Électre d'Euripide — Clytemnestre isolée La courbe de Clytemnestre chez Euripide. Plus haute, plus humaine que dans les deux autres versions — elle dialogue, elle plaide, elle accepte de venir voir l'enfant qu'elle croit né de sa fille.

Trois conceptions du tragique

Mises en regard, les trois courbes disent trois positions sur ce que le tragique fait.

Eschyle (458) Sophocle (~410) Euripide (~413)
Cadre Palais, tombeau Palais Cabane rurale
Reconnaissance Mèche, pas, broderie Urne (longue) Cicatrice (anti-Eschyle)
Position d'Électre Centrale puis effacée Présence continue Active jusqu'au crime
Mort de Clytemnestre Oreste seul, hésitation, Pylade tranche Oreste seul (hors scène) À deux, Électre tient l'épée
Après le matricide Folie immédiate (Érinyes) Sortie calme, pas d'Érinyes Remords des deux, Dioscures critiques
Position morale Problème ouvert (suite) Hagiographie d'Électre Critique de l'oracle

Eschyle pose le problème pour le résoudre dans la pièce suivante : le crime juste laisse la souillure, il faut une institution humaine (le tribunal) pour la laver. Sophocle déplace la question : si l'agent du crime est sublime, le crime l'est aussi — pas besoin de tribunal, pas besoin de pardon. Euripide retire la question : l'oracle est faux, le crime est un meurtre, et c'est tout — pas de salut transcendant, juste deux enfants qui pleurent près du corps de leur mère.

Ce que la forme dit

On peut lire l'histoire de la tragédie grecque comme une érosion progressive de la confiance — confiance dans le sacré, dans l'oracle, dans l'utilité morale du tragique. Eschyle y croit, Sophocle l'orchestre, Euripide en doute publiquement. Le geste reste le même : Oreste tue sa mère. Mais à 45 ans d'intervalle, ce geste ne porte plus la même charge. Il est devenu un événement à expliquer plutôt qu'un mystère à célébrer.

Et cela, on le voit dans les courbes — pas dans le contenu, dans la forme. La courbe d'Oreste qui s'envole vers la folie chez Eschyle. Celle d'Électre, ininterrompue, qui tient la pièce de Sophocle de bout en bout. Celle d'Électre encore, mais qui chez Euripide se brise après le matricide au lieu de s'élever. Trois mêmes faits, trois mêmes personnages, trois rythmes incompatibles.

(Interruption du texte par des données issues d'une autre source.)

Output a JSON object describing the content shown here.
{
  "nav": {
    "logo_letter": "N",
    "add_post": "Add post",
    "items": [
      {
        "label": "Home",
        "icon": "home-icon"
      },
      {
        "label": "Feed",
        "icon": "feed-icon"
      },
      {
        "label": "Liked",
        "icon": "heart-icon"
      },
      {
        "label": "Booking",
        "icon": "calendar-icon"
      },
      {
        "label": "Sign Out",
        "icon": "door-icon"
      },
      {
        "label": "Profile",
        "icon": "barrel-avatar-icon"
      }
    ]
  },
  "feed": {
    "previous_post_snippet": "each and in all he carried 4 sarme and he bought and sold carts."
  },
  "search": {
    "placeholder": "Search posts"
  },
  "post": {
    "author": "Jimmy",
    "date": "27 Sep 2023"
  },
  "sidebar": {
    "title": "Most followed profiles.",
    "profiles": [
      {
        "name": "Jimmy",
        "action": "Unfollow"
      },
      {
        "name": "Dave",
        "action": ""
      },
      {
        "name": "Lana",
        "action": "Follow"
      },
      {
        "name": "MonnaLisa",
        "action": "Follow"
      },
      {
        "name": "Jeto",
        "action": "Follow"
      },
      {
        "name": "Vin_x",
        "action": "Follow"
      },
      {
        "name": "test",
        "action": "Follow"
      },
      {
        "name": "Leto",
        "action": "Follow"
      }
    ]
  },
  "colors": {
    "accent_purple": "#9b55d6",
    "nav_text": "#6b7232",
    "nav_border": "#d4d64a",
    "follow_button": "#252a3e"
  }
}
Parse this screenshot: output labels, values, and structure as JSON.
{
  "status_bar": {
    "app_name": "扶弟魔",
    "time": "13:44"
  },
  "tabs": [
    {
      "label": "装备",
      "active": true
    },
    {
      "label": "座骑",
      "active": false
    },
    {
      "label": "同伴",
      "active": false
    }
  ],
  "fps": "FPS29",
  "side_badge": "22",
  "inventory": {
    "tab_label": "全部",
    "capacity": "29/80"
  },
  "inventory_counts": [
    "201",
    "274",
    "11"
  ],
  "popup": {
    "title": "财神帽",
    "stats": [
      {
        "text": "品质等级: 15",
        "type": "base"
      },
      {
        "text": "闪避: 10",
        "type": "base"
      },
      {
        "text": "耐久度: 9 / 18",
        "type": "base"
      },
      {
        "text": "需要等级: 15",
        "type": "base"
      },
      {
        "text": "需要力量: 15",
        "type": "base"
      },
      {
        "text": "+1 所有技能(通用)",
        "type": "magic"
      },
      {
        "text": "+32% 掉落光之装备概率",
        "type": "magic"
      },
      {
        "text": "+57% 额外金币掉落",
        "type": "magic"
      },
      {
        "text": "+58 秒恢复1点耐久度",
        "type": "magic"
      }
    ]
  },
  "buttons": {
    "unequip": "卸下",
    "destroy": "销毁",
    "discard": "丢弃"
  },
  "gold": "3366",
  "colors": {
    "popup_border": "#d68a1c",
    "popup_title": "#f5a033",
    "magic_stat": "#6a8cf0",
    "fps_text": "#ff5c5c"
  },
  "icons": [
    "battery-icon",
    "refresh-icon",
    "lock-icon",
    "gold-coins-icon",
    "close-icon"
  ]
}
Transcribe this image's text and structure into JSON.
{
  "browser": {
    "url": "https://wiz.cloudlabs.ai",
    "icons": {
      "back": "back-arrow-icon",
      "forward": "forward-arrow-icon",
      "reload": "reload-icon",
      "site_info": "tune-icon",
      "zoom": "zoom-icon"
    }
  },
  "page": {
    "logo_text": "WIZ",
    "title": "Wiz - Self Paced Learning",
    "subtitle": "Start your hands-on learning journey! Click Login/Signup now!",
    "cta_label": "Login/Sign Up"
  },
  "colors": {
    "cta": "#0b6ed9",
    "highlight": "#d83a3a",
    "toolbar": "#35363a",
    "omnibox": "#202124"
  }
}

Lire les dramagrammes les uns à côté des autres, c'est se rappeler que le mythe n'est qu'une matière. Ce que la tragédie en fait dépend entièrement de la main qui l'écrit, et de l'époque dans laquelle elle écrit. Ce qui valait certitude pour Eschyle était devenu hagiographie pour Sophocle, et perplexité pour Euripide. La même histoire raconte à chaque fois une autre histoire — celle de qui la raconte.